There are as many reasons to use catch-all mailboxes as there are against, and of course spam is one of the biggest concern. Nevertheless people are still asking for this feature, and therefore I want to show that it is possible also using Exchange Online in Office 365.

I will achieve this by using Transport Rules to control our mail flow. Transport Rules are a very flexible and powerful solution, yet easy to maintain. We have previously here at 365lab.net written a few posts of Transport Rules, but I still think that they deserve a little more attention.

Now to my demo. After establishing a PowerShell session to Exchange Online the first thing we have to do is to change our domain type to Internal Relay.

$domain = '365lab.net'
Set-AcceptedDomain -Identity $domain -DomainType InternalRelay

Next we need a distribution list that contains all our mailboxes.
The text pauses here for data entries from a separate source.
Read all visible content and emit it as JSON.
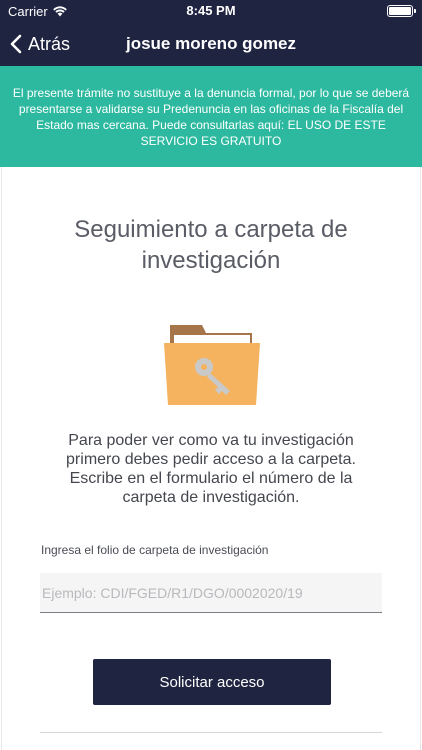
{
  "status_bar": {
    "carrier": "Carrier",
    "time": "8:45 PM"
  },
  "nav": {
    "back_label": "Atrás",
    "title": "josue moreno gomez"
  },
  "notice": {
    "text": "El presente trámite no sustituye a la denuncia formal, por lo que se deberá presentarse a validarse su Predenuncia en las oficinas de la Fiscalía del Estado mas cercana. Puede consultarlas aquí:  EL USO DE ESTE SERVICIO ES GRATUITO"
  },
  "main": {
    "title_line1": "Seguimiento a carpeta de",
    "title_line2": "investigación",
    "instructions_line1": "Para poder ver como va tu investigación",
    "instructions_line2": "primero debes pedir acceso a la carpeta.",
    "instructions_line3": "Escribe en el formulario el número de la",
    "instructions_line4": "carpeta de investigación.",
    "field_label": "Ingresa el folio de carpeta de investigación",
    "field_value": "",
    "field_placeholder": "Ejemplo: CDI/FGED/R1/DGO/0002020/19",
    "request_button_label": "Solicitar acceso"
  },
  "colors": {
    "navbar": "#1f2440",
    "banner": "#2db99f",
    "button": "#1f2440"
  },
  "icons": {
    "back": "chevron-left-icon",
    "folder": "folder-key-icon",
    "wifi": "wifi-icon",
    "battery": "battery-icon"
  }
}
The idea is to redirect all messages sent to unknown addresses, and this distribution list will contain all known addresses, which mean we have something to use in our Transport Rule. Here I prefer to use a Dynamic Distribution List since they don’t require any maintenance after the initial configuration. Maybe you already have a distribution list that you want to re-use instead. If you want to this distribution list can be hidden from the Global Address List.
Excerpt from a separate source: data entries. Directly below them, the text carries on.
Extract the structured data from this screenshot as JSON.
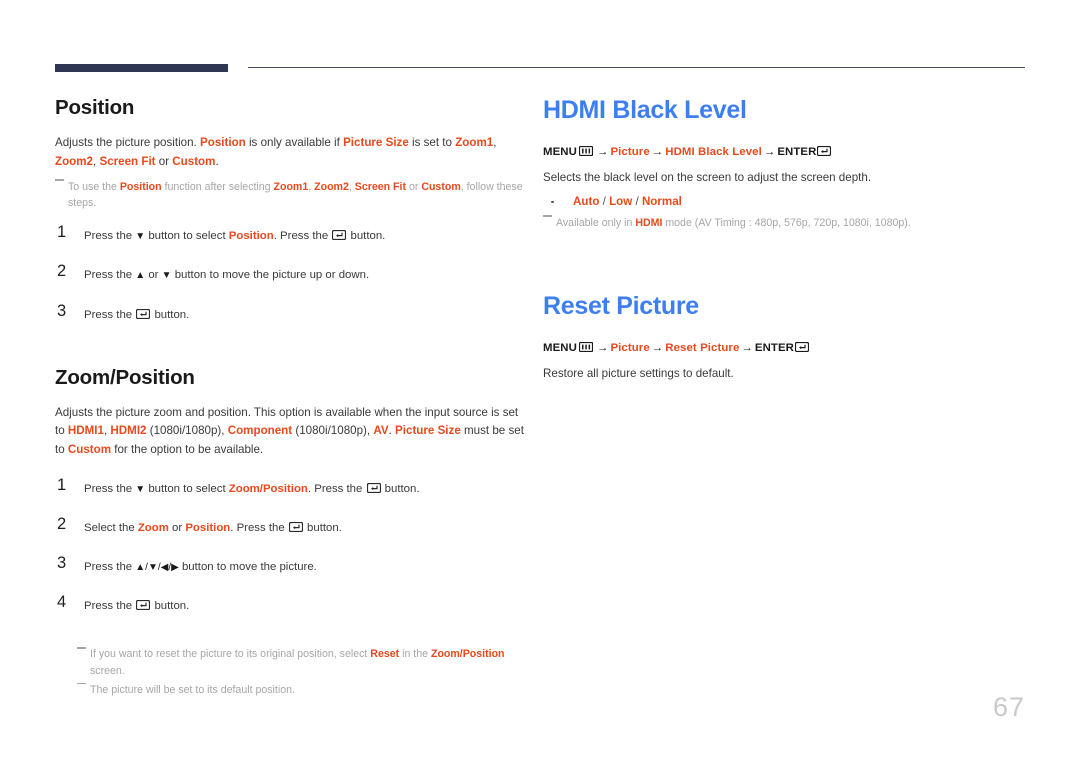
{
  "page": {
    "number": "67",
    "header_rule": {
      "bar_color": "#2e3653",
      "line_color": "#4b4f6b"
    },
    "accent_red": "#e8491d",
    "accent_blue": "#3d7ef0"
  },
  "left_column": {
    "section1": {
      "heading": "Position",
      "intro": {
        "p1_a": "Adjusts the picture position. ",
        "p1_b": "Position",
        "p1_c": " is only available if ",
        "p1_d": "Picture Size",
        "p1_e": " is set to ",
        "p1_f": "Zoom1",
        "p1_g": ", ",
        "p1_h": "Zoom2",
        "p1_i": ", ",
        "p1_j": "Screen Fit",
        "p1_k": " or ",
        "p1_l": "Custom",
        "p1_m": "."
      },
      "note": {
        "a": "To use the ",
        "b": "Position",
        "c": " function after selecting ",
        "d": "Zoom1",
        "e": ", ",
        "f": "Zoom2",
        "g": ", ",
        "h": "Screen Fit",
        "i": " or ",
        "j": "Custom",
        "k": ", follow these steps."
      },
      "steps": [
        {
          "num": "1",
          "a": "Press the ",
          "arrow": "▼",
          "b": " button to select ",
          "c": "Position",
          "d": ". Press the ",
          "e": " button."
        },
        {
          "num": "2",
          "a": "Press the ",
          "arrow": "▲",
          "b": " or ",
          "arrow2": "▼",
          "c": " button to move the picture up or down."
        },
        {
          "num": "3",
          "a": "Press the ",
          "e": " button."
        }
      ]
    },
    "section2": {
      "heading": "Zoom/Position",
      "intro": {
        "a": "Adjusts the picture zoom and position. This option is available when the input source is set to ",
        "b": "HDMI1",
        "c": ", ",
        "d": "HDMI2",
        "e": " (1080i/1080p), ",
        "f": "Component",
        "g": " (1080i/1080p), ",
        "h": "AV",
        "i": ". ",
        "j": "Picture Size",
        "k": " must be set to ",
        "l": "Custom",
        "m": " for the option to be available."
      },
      "steps": [
        {
          "num": "1",
          "a": "Press the ",
          "arrow": "▼",
          "b": " button to select ",
          "c": "Zoom/Position",
          "d": ". Press the ",
          "e": " button."
        },
        {
          "num": "2",
          "a": "Select the ",
          "c": "Zoom",
          "b": " or ",
          "c2": "Position",
          "d": ". Press the ",
          "e": " button."
        },
        {
          "num": "3",
          "a": "Press the ",
          "arrows": "▲/▼/◀/▶",
          "c": " button to move the picture."
        },
        {
          "num": "4",
          "a": "Press the ",
          "e": " button."
        }
      ],
      "notes": [
        {
          "a": "If you want to reset the picture to its original position, select ",
          "b": "Reset",
          "c": " in the ",
          "d": "Zoom/Position",
          "e": " screen."
        },
        {
          "a": "The picture will be set to its default position.",
          "b": "",
          "c": "",
          "d": "",
          "e": ""
        }
      ]
    }
  },
  "right_column": {
    "section1": {
      "heading": "HDMI Black Level",
      "menupath": {
        "menu_label": "MENU",
        "item1": "Picture",
        "item2": "HDMI Black Level",
        "enter_label": "ENTER",
        "arrow": "→"
      },
      "description": "Selects the black level on the screen to adjust the screen depth.",
      "bullet": {
        "opt1": "Auto",
        "sep1": " / ",
        "opt2": "Low",
        "sep2": " / ",
        "opt3": "Normal"
      },
      "note": {
        "a": "Available only in ",
        "b": "HDMI",
        "c": " mode (AV Timing : 480p, 576p, 720p, 1080i, 1080p)."
      }
    },
    "section2": {
      "heading": "Reset Picture",
      "menupath": {
        "menu_label": "MENU",
        "item1": "Picture",
        "item2": "Reset Picture",
        "enter_label": "ENTER",
        "arrow": "→"
      },
      "description": "Restore all picture settings to default."
    }
  }
}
New-DynamicDistributionGroup `
	-Name 'Everyone' `
	-PrimarySmtpAddress "everyone@$domain" `
	-IncludedRecipients AllRecipients

Finally we create the Transport Rule that will do the actual redirection of the Mail Flow. In my example I want to redirect all emails to an already existing mailbox, $targetAddress.
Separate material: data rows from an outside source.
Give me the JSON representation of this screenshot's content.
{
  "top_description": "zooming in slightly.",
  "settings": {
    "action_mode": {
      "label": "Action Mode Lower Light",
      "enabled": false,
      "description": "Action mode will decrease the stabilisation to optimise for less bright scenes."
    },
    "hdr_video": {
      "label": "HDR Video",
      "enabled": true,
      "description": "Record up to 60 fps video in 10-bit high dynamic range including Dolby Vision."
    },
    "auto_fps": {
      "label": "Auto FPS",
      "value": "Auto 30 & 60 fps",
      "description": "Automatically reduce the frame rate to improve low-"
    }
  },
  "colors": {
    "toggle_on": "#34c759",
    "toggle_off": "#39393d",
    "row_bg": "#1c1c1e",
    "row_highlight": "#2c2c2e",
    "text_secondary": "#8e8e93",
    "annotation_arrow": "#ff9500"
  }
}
$targetAddress = "contact@$domain"
New-TransportRule `
	-Name "Catch-all $domain" `
	-RecipientDomainIs $domain `
	-ExceptIfSentToMemberOf "everyone@$domain" `
	-RedirectMessageTo $targetAddress

All emails sent to the domain $domain is hit by this rule, as specified by the RecipientDomainIs parameter. I am also using the Everyone Distribution List in the ExceptIfSentToMemberOf parameter, so that my rule doesn’t hit existing mailboxes. It would also create a loop if messages addressed to the target mailbox were processed, they would be forwarded to the mailbox itself infinitely.

Now we are all set. All messages sent to non-existent addresses in the domain $domain will now be delivered to the mailbox $targetAddress.